Der italienische Autor und Filmemacher Antonio Pietrangeli war einer der bedeutenden Erneuerer des italienischen Kinos. Als er 1968 im Alter von 49 Jahren bei Dreharbeiten tödlich verunglückte, hatte sein Werk mit dem zuletzt fertiggestellten ICH HABE SIE GUT GEKANNT (1965) gerade einen Höhepunkt erreicht. Der Film wird heute international als Meisterwerk gefeiert. In Deutschland ist Antonio Pietrangelis Werk bisher weitgehend unbekannt geblieben und wartet noch auf seine Entdeckung. Das Filmhaus zeigte im November 2017 zehn seiner Filme als 35-mm-Kopien, neun davon in der untertitelten Originalfassung. Einige waren zum ersten Mal in Nürnberg zu sehen.

Antonio Pietrangeli, geboren 1919 in Rom, absolvierte ein Medizinstudium und arbeitete zunächst als Übersetzer sowie Literatur- und Filmkritiker. In seinen Texten engagierte er sich für eine Neubelebung des italienischen Films und wurde zum Fürsprecher des Neorealismus, eines Begriffs, dessen Prägung durch die erstmalige Verwendung in einem Artikel aus dem Jahr 1942 Pietrangeli zugeschrieben wird. Im gleichen Jahr begann er als Regieassistent und Ko-Autor an Filmen mitzuwirken.
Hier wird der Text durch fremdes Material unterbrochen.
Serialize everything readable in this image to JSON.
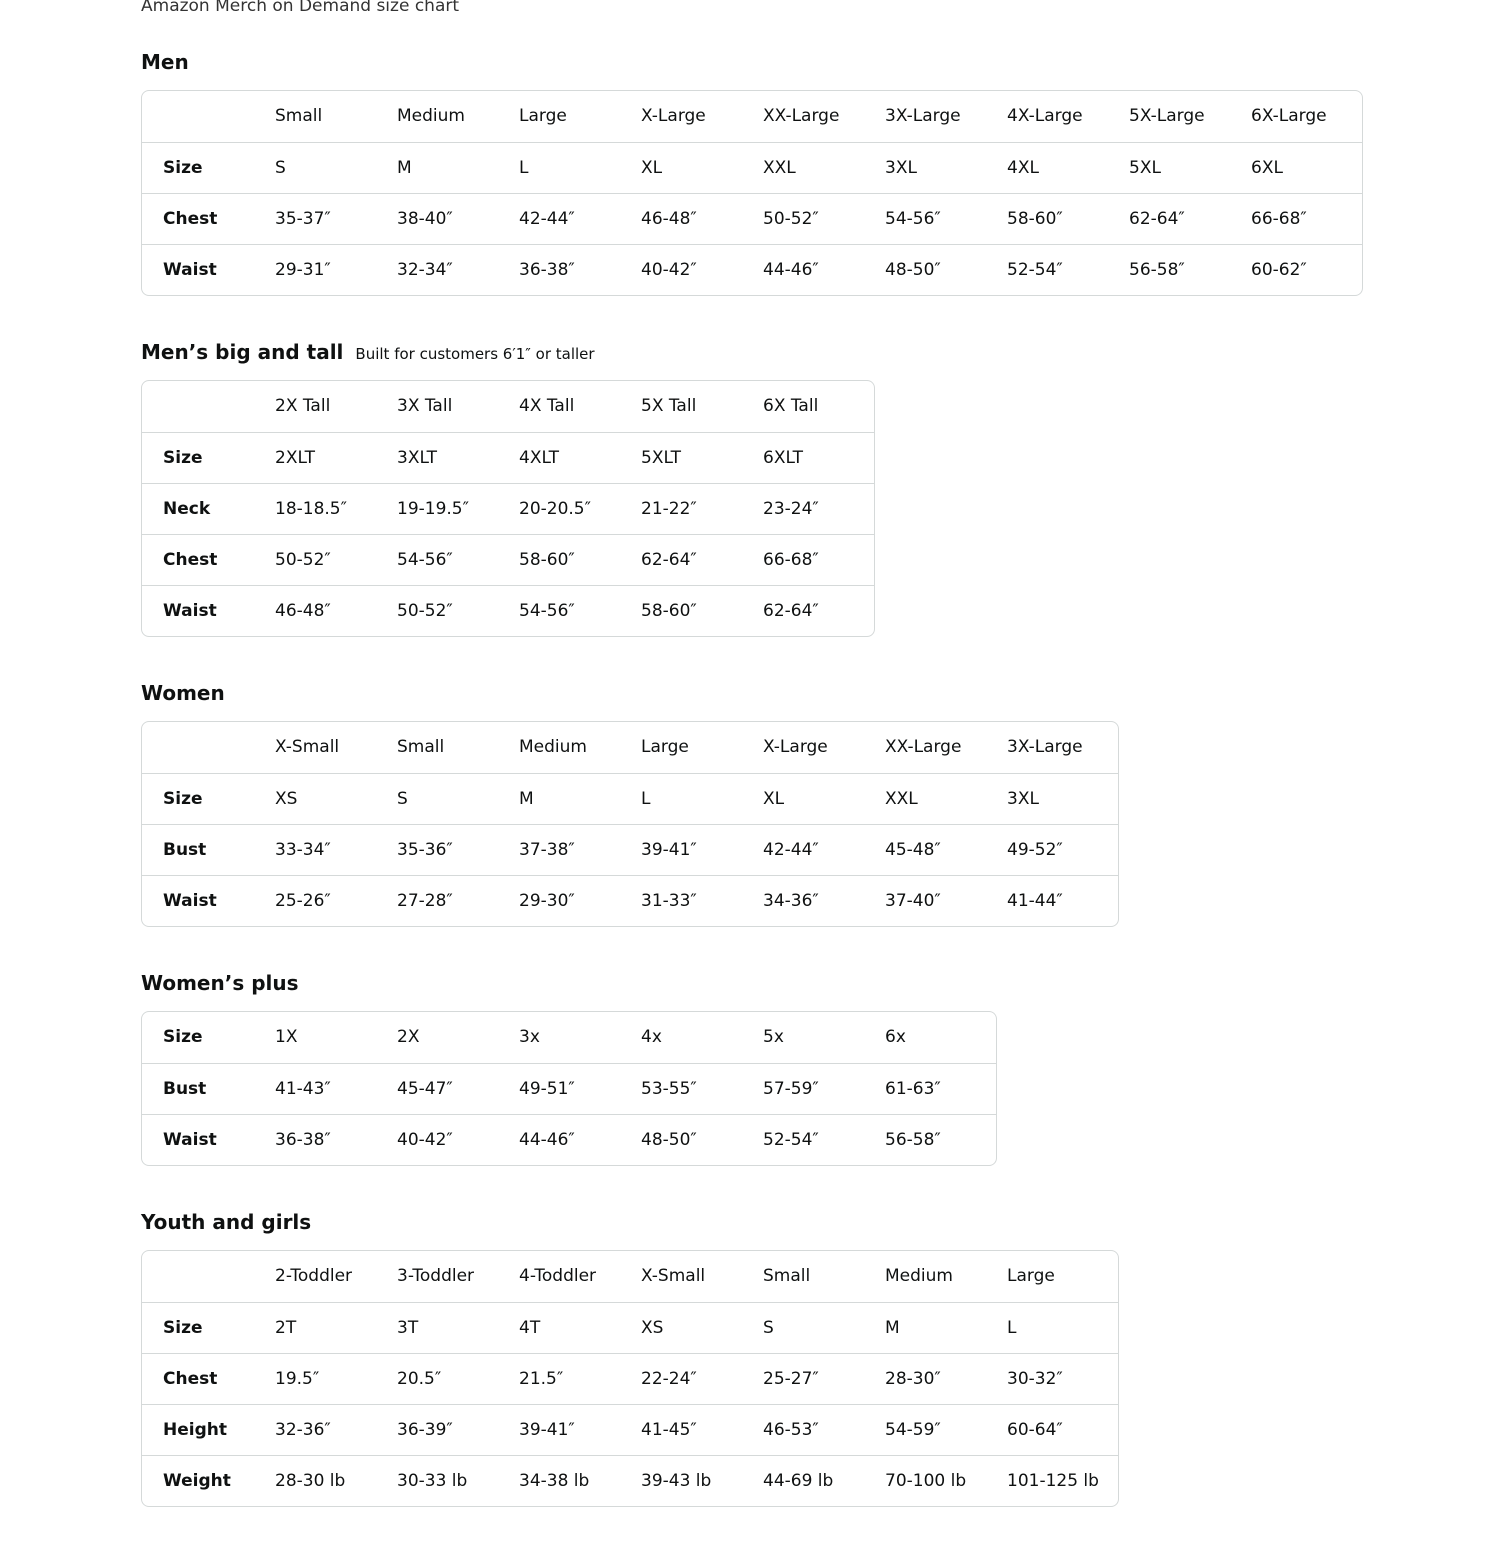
{
  "caption": "Amazon Merch on Demand size chart",
  "sections": [
    {
      "title": "Men",
      "subtitle": "",
      "rows": [
        [
          "",
          "Small",
          "Medium",
          "Large",
          "X-Large",
          "XX-Large",
          "3X-Large",
          "4X-Large",
          "5X-Large",
          "6X-Large"
        ],
        [
          "Size",
          "S",
          "M",
          "L",
          "XL",
          "XXL",
          "3XL",
          "4XL",
          "5XL",
          "6XL"
        ],
        [
          "Chest",
          "35-37″",
          "38-40″",
          "42-44″",
          "46-48″",
          "50-52″",
          "54-56″",
          "58-60″",
          "62-64″",
          "66-68″"
        ],
        [
          "Waist",
          "29-31″",
          "32-34″",
          "36-38″",
          "40-42″",
          "44-46″",
          "48-50″",
          "52-54″",
          "56-58″",
          "60-62″"
        ]
      ]
    },
    {
      "title": "Men’s big and tall",
      "subtitle": "Built for customers 6′1″ or taller",
      "rows": [
        [
          "",
          "2X Tall",
          "3X Tall",
          "4X Tall",
          "5X Tall",
          "6X Tall"
        ],
        [
          "Size",
          "2XLT",
          "3XLT",
          "4XLT",
          "5XLT",
          "6XLT"
        ],
        [
          "Neck",
          "18-18.5″",
          "19-19.5″",
          "20-20.5″",
          "21-22″",
          "23-24″"
        ],
        [
          "Chest",
          "50-52″",
          "54-56″",
          "58-60″",
          "62-64″",
          "66-68″"
        ],
        [
          "Waist",
          "46-48″",
          "50-52″",
          "54-56″",
          "58-60″",
          "62-64″"
        ]
      ]
    },
    {
      "title": "Women",
      "subtitle": "",
      "rows": [
        [
          "",
          "X-Small",
          "Small",
          "Medium",
          "Large",
          "X-Large",
          "XX-Large",
          "3X-Large"
        ],
        [
          "Size",
          "XS",
          "S",
          "M",
          "L",
          "XL",
          "XXL",
          "3XL"
        ],
        [
          "Bust",
          "33-34″",
          "35-36″",
          "37-38″",
          "39-41″",
          "42-44″",
          "45-48″",
          "49-52″"
        ],
        [
          "Waist",
          "25-26″",
          "27-28″",
          "29-30″",
          "31-33″",
          "34-36″",
          "37-40″",
          "41-44″"
        ]
      ]
    },
    {
      "title": "Women’s plus",
      "subtitle": "",
      "rows": [
        [
          "Size",
          "1X",
          "2X",
          "3x",
          "4x",
          "5x",
          "6x"
        ],
        [
          "Bust",
          "41-43″",
          "45-47″",
          "49-51″",
          "53-55″",
          "57-59″",
          "61-63″"
        ],
        [
          "Waist",
          "36-38″",
          "40-42″",
          "44-46″",
          "48-50″",
          "52-54″",
          "56-58″"
        ]
      ]
    },
    {
      "title": "Youth and girls",
      "subtitle": "",
      "rows": [
        [
          "",
          "2-Toddler",
          "3-Toddler",
          "4-Toddler",
          "X-Small",
          "Small",
          "Medium",
          "Large"
        ],
        [
          "Size",
          "2T",
          "3T",
          "4T",
          "XS",
          "S",
          "M",
          "L"
        ],
        [
          "Chest",
          "19.5″",
          "20.5″",
          "21.5″",
          "22-24″",
          "25-27″",
          "28-30″",
          "30-32″"
        ],
        [
          "Height",
          "32-36″",
          "36-39″",
          "39-41″",
          "41-45″",
          "46-53″",
          "54-59″",
          "60-64″"
        ],
        [
          "Weight",
          "28-30 lb",
          "30-33 lb",
          "34-38 lb",
          "39-43 lb",
          "44-69 lb",
          "70-100 lb",
          "101-125 lb"
        ]
      ]
    }
  ]
}
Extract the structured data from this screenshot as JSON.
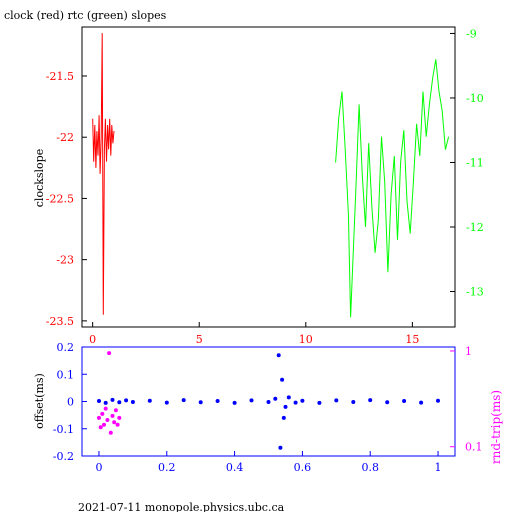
{
  "colors": {
    "clock": "#ff0000",
    "rtc": "#00ff00",
    "offset": "#0000ff",
    "rtt": "#ff00ff",
    "frame": "#000000"
  },
  "footer": "2021-07-11 monopole.physics.ubc.ca",
  "chart_data": [
    {
      "type": "line",
      "title": "clock (red) rtc (green) slopes",
      "xlabel": "",
      "ylabel": "clockslope",
      "y2label": "",
      "xlim": [
        -0.5,
        17
      ],
      "ylim": [
        -23.55,
        -21.1
      ],
      "y2lim": [
        -13.55,
        -8.9
      ],
      "x_ticks": [
        0,
        5,
        10,
        15
      ],
      "y_ticks": [
        -21.5,
        -22,
        -22.5,
        -23,
        -23.5
      ],
      "y2_ticks": [
        -9,
        -10,
        -11,
        -12,
        -13
      ],
      "x_tick_labels": [
        "0",
        "5",
        "10",
        "15"
      ],
      "y_tick_labels": [
        "-21.5",
        "-22",
        "-22.5",
        "-23",
        "-23.5"
      ],
      "y2_tick_labels": [
        "-9",
        "-10",
        "-11",
        "-12",
        "-13"
      ],
      "series": [
        {
          "name": "clock",
          "axis": "left",
          "x": [
            0.0,
            0.05,
            0.1,
            0.15,
            0.2,
            0.25,
            0.3,
            0.35,
            0.4,
            0.45,
            0.5,
            0.55,
            0.6,
            0.65,
            0.7,
            0.75,
            0.8,
            0.85,
            0.9,
            0.95,
            1.0
          ],
          "y": [
            -21.85,
            -22.2,
            -21.9,
            -22.25,
            -21.95,
            -22.15,
            -21.82,
            -22.3,
            -22.0,
            -21.15,
            -23.45,
            -22.1,
            -21.85,
            -22.2,
            -21.9,
            -22.1,
            -21.85,
            -22.15,
            -21.9,
            -22.05,
            -21.95
          ]
        },
        {
          "name": "rtc",
          "axis": "right",
          "x": [
            11.4,
            11.55,
            11.7,
            11.85,
            12.0,
            12.1,
            12.2,
            12.35,
            12.5,
            12.65,
            12.8,
            12.95,
            13.1,
            13.25,
            13.4,
            13.55,
            13.7,
            13.85,
            14.0,
            14.15,
            14.3,
            14.45,
            14.6,
            14.75,
            14.9,
            15.05,
            15.2,
            15.35,
            15.5,
            15.65,
            15.8,
            15.95,
            16.1,
            16.25,
            16.4,
            16.55,
            16.7
          ],
          "y": [
            -11.0,
            -10.3,
            -9.9,
            -10.8,
            -11.8,
            -13.4,
            -12.6,
            -11.4,
            -10.1,
            -11.2,
            -12.0,
            -10.7,
            -11.7,
            -12.4,
            -11.9,
            -10.6,
            -11.3,
            -12.7,
            -11.5,
            -10.9,
            -12.2,
            -11.0,
            -10.5,
            -11.6,
            -12.1,
            -11.3,
            -10.4,
            -10.9,
            -9.9,
            -10.6,
            -10.1,
            -9.7,
            -9.4,
            -9.9,
            -10.2,
            -10.8,
            -10.6
          ]
        }
      ]
    },
    {
      "type": "scatter",
      "title": "",
      "xlabel": "",
      "ylabel": "offset(ms)",
      "y2label": "rnd-trip(ms)",
      "y2_scale": "log",
      "xlim": [
        -0.05,
        1.05
      ],
      "ylim": [
        -0.2,
        0.2
      ],
      "y2lim": [
        0.08,
        1.1
      ],
      "x_ticks": [
        0,
        0.2,
        0.4,
        0.6,
        0.8,
        1
      ],
      "y_ticks": [
        0.2,
        0.1,
        0,
        -0.1,
        -0.2
      ],
      "y2_ticks": [
        1,
        0.1
      ],
      "x_tick_labels": [
        "0",
        "0.2",
        "0.4",
        "0.6",
        "0.8",
        "1"
      ],
      "y_tick_labels": [
        "0.2",
        "0.1",
        "0",
        "-0.1",
        "-0.2"
      ],
      "y2_tick_labels": [
        "1",
        "0.1"
      ],
      "series": [
        {
          "name": "offset",
          "axis": "left",
          "x": [
            0.0,
            0.02,
            0.04,
            0.06,
            0.08,
            0.1,
            0.15,
            0.2,
            0.25,
            0.3,
            0.35,
            0.4,
            0.45,
            0.5,
            0.52,
            0.53,
            0.535,
            0.54,
            0.545,
            0.55,
            0.56,
            0.58,
            0.6,
            0.65,
            0.7,
            0.75,
            0.8,
            0.85,
            0.9,
            0.95,
            1.0
          ],
          "y": [
            0.002,
            -0.005,
            0.006,
            -0.003,
            0.004,
            -0.002,
            0.003,
            -0.004,
            0.005,
            -0.003,
            0.002,
            -0.005,
            0.004,
            -0.002,
            0.01,
            0.17,
            -0.17,
            0.08,
            -0.06,
            -0.02,
            0.015,
            -0.004,
            0.003,
            -0.005,
            0.004,
            -0.002,
            0.005,
            -0.003,
            0.002,
            -0.004,
            0.003
          ]
        },
        {
          "name": "rnd-trip",
          "axis": "right",
          "x": [
            0.0,
            0.005,
            0.01,
            0.015,
            0.02,
            0.025,
            0.03,
            0.035,
            0.04,
            0.045,
            0.05,
            0.055,
            0.06
          ],
          "y": [
            0.2,
            0.16,
            0.22,
            0.17,
            0.25,
            0.19,
            0.95,
            0.14,
            0.21,
            0.18,
            0.24,
            0.17,
            0.2
          ]
        }
      ]
    }
  ]
}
Er war an zwei Filmen Luchino Viscontis beteiligt (BESESSENHEIT, 1942 und DIE ERDE BEBT, 1948) und als Drehbuchautor u.a. für Roberto Rossellini (EUROPA'51, in dem Pietrangeli auch als Schauspieler mitwirkte, REISE IN ITALIEN, 1953), Alberto Lattuada, Pietro Germi, Alessando Blasetti und Luigi Comencini tätig. 1953 realisierte Antonio Pietrangeli mit SONNE IN DEN AUGEN seine erste eigene Regiearbeit.

Bis zu seinem frühen Tod folgten zehn Spielfilme und zwei Beiträge zu Episodenfilmen. Das Debüt gibt bereits vor, was in Tonlage und Thematik exemplarisch für Pietrangelis Werk werden sollte. Zentrales Thema seiner Filme ist das unbalancierte Verhältnis der Geschlechter in der modernen Industriegesellschaft. Dabei verband Pietrangeli den Gestus der moralischen Dringlichkeit und der sozialen Anklage des Neorealismus mit satirischen Elementen der Commedia all’italiana. In einem eigenständigen modernen Stil kombinierte er Gesellschaftskritik und Drama mit Unterhaltung; seine Filme sind Komödien mit einem skeptischen melancholischen Grundton. Pietrangelis besonderes Interesse galt weiblichen Protagonisten und ihren Lebensrealitäten vor dem Hintergrund der Transformation der italienischen Gesellschaft vom Agrar- zum Industriestaat. Die mit dem Wirtschaftswunder einhergehenden Veränderungen – Landflucht und Verstädterung, Bedeutungsverlust von Kirche, Familie und Tradition – zeigt Pietrangeli in ihrer Ambivalenz. Die neuen (sexuellen) Freiheiten gehen mit zunehmender Oberflächlichkeit und Konsumdenken einher. In den zumeist aus weiblicher Perspektive erzählten Filmen sind die Männer oft nicht bereit oder fähig, Verantwortung zu übernehmen. Obwohl Pietrangeli keinen Zweifel daran lässt, dass seine Sympathien den Frauen gelten, fällt er kein Urteil über seine männlichen Protagonisten, sondern blickt auf alle seine Figuren mit Nachsicht, Verständnis und Mitgefühl.